Landkreis scheitert mit Verfassungsbeschwerde wegen Sorgerechts für 13-Jährige

·Lesedauer: 2 Min.
Justitia

Das Bundesverfassungsgericht hat die Klage eines Landkreises wegen des Sorgerechts für eine 13-Jährige nicht zur Entscheidung angenommen. Der Landkreis könne die Rechte des Kinds nicht geltend machen und sich auch nicht auf die Verletzung eigener Rechte berufen, teilte das Gericht am Dienstag in Karlsruhe mit. Es ging um die Frage, ob das Mädchen bei seiner Mutter leben kann, deren Lebensgefährte wegen Kindesmissbrauchs verurteilt wurde. (Az. 1 BvR 1395/19)
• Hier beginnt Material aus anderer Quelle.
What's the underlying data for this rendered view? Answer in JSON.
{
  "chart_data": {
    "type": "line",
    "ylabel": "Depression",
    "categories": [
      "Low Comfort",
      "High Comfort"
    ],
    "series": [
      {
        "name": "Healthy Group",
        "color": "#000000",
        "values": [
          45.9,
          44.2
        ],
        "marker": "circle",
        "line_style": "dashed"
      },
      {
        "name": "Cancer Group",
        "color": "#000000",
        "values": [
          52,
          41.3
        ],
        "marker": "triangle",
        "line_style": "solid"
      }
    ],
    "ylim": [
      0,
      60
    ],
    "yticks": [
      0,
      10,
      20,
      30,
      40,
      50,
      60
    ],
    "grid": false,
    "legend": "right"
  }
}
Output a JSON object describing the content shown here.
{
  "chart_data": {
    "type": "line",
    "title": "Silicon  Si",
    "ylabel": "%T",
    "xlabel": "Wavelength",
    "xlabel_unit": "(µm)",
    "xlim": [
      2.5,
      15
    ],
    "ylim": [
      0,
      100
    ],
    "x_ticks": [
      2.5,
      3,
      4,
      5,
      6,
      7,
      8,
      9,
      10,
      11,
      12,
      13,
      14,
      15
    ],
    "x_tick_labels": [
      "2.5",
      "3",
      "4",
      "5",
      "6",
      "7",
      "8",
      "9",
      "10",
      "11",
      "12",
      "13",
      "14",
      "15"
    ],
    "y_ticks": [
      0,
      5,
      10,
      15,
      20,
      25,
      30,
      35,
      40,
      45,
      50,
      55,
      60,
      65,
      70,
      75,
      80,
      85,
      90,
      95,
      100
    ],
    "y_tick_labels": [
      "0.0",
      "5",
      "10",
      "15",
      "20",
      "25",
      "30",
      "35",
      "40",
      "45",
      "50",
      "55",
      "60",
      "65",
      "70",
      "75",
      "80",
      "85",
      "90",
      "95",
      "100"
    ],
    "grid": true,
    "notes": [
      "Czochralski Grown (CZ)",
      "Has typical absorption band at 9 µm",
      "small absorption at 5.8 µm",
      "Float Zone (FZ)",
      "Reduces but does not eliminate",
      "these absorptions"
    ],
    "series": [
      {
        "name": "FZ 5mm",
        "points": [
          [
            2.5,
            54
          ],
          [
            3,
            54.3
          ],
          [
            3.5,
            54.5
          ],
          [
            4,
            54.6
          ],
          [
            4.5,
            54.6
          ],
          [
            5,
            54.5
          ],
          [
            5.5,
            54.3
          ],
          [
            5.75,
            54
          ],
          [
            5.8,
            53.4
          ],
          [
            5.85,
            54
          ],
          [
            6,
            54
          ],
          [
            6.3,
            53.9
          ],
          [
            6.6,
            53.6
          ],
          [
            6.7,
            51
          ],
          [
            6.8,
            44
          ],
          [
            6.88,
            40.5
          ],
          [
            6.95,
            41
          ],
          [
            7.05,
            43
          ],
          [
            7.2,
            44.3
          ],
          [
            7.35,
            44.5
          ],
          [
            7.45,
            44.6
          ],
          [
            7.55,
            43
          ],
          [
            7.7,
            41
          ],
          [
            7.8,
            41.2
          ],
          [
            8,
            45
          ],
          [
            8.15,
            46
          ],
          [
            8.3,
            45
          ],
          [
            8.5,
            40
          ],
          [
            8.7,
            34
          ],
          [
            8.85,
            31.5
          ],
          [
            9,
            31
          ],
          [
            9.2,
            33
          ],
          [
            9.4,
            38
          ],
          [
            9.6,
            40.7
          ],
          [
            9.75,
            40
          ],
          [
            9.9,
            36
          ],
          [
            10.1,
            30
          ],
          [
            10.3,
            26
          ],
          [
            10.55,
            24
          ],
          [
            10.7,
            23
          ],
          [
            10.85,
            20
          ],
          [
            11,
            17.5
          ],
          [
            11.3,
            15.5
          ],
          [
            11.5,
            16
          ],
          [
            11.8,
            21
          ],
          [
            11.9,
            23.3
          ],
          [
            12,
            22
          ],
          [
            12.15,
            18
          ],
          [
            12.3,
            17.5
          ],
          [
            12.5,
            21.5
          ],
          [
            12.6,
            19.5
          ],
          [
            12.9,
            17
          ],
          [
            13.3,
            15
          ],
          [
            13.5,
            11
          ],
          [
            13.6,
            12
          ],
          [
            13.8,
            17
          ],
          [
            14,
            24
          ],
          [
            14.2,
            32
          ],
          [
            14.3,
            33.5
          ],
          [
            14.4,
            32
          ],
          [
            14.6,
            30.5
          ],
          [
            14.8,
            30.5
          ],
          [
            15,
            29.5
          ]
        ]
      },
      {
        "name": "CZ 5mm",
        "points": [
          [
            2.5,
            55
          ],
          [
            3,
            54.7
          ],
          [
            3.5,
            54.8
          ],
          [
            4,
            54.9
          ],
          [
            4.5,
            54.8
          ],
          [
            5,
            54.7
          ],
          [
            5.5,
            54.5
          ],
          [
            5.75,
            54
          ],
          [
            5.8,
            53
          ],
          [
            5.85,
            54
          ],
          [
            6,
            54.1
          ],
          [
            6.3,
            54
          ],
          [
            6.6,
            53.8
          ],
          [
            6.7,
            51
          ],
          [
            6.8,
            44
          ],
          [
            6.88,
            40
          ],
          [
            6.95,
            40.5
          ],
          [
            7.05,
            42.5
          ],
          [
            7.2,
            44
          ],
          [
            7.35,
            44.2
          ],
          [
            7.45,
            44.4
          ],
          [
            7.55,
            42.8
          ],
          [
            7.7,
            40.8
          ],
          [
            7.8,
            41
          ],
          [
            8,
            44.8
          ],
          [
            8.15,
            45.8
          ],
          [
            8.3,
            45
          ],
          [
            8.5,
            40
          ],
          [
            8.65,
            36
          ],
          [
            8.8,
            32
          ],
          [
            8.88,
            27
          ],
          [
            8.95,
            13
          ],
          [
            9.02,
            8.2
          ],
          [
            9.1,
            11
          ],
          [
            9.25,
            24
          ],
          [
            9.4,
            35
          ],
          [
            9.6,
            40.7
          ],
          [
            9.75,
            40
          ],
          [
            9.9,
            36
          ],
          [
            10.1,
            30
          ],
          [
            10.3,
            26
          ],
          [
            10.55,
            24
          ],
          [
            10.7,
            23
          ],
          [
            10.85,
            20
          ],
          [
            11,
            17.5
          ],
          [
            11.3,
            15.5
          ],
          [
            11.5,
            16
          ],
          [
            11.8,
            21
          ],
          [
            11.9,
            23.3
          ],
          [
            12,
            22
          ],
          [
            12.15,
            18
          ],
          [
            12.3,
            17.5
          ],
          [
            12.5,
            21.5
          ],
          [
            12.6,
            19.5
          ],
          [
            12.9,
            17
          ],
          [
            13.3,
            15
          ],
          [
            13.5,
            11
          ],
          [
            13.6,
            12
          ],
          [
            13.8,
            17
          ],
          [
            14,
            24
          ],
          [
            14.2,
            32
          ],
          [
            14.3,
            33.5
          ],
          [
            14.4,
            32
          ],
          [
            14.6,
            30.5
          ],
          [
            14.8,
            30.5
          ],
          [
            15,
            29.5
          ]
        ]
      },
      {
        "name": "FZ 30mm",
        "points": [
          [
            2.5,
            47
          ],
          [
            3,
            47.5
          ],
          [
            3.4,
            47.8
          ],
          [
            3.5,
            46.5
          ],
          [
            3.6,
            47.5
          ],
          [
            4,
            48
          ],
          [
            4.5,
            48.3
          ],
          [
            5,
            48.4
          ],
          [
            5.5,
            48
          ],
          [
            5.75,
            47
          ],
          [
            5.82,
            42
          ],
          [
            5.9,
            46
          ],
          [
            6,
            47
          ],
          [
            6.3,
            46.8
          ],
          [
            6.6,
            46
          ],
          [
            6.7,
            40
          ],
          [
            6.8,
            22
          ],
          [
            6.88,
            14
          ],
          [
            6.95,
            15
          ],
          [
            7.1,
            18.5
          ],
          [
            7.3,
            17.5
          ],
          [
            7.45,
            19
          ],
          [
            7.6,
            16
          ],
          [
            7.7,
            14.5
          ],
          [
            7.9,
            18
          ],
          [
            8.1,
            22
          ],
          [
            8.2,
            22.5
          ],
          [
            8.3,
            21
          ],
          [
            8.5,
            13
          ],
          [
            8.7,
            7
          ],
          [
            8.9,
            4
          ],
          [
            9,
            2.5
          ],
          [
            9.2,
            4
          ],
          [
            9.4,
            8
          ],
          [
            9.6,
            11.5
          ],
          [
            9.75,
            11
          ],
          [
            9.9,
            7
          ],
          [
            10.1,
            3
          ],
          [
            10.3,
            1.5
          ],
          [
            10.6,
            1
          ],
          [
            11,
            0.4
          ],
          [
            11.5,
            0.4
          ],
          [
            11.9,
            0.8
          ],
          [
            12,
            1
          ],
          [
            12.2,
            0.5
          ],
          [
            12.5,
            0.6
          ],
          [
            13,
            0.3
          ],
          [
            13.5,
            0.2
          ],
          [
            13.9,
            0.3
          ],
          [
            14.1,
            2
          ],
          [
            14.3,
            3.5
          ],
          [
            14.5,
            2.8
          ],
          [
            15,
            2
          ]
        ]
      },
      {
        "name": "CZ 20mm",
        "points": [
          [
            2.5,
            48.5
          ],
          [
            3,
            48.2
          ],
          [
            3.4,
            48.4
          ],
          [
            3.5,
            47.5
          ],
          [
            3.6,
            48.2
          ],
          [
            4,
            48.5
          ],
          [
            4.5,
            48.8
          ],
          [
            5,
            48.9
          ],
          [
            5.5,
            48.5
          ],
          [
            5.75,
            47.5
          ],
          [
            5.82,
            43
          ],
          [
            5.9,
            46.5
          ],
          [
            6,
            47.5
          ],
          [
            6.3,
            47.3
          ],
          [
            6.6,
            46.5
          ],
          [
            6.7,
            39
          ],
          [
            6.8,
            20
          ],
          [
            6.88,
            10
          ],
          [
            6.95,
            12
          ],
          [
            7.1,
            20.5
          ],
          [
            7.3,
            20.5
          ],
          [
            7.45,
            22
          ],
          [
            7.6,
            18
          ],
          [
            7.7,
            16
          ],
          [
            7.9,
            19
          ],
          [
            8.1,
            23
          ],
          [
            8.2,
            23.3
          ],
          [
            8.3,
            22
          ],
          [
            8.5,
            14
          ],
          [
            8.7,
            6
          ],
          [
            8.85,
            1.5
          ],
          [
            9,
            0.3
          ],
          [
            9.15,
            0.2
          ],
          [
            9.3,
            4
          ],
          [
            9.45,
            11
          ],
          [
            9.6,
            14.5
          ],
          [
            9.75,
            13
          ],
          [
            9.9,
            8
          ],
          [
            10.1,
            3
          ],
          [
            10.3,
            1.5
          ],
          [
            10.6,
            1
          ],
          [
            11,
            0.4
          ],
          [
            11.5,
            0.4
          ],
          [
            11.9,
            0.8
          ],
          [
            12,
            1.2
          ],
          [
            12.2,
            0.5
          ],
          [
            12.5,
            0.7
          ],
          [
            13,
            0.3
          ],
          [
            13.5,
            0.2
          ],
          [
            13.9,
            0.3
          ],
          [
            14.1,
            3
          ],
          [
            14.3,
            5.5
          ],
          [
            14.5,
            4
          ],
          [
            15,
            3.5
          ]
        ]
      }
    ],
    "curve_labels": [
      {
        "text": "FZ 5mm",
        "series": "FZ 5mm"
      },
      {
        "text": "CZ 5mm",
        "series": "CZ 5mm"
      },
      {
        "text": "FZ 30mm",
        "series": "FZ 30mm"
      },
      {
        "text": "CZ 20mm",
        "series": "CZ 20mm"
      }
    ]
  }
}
Die Sache ging bereits durch mehrere Instanzen. Die Mutter hat das alleinige Sorgerecht und lebt vom Vater getrennt. 2016 zog sie in die Wohnung ihres neuen Partners, der einige Monate zuvor wegen Kindesmissbrauchs zu einer Bewährungsstrafe verurteilt worden war.

Als das Jugendamt davon erfuhr, bestellte es die beiden Erwachsenen zum Gespräch. Der Mann erklärte sich bereit, aus der Wohnung auszuziehen. Trotzdem nahm das Jugendamt das Kind in Obhut und brachte es in einer Jugendhilfeeinrichtung unter. Das Familiengericht entschied aber, dass das Mädchen wieder zur Mutter zurückkehren solle.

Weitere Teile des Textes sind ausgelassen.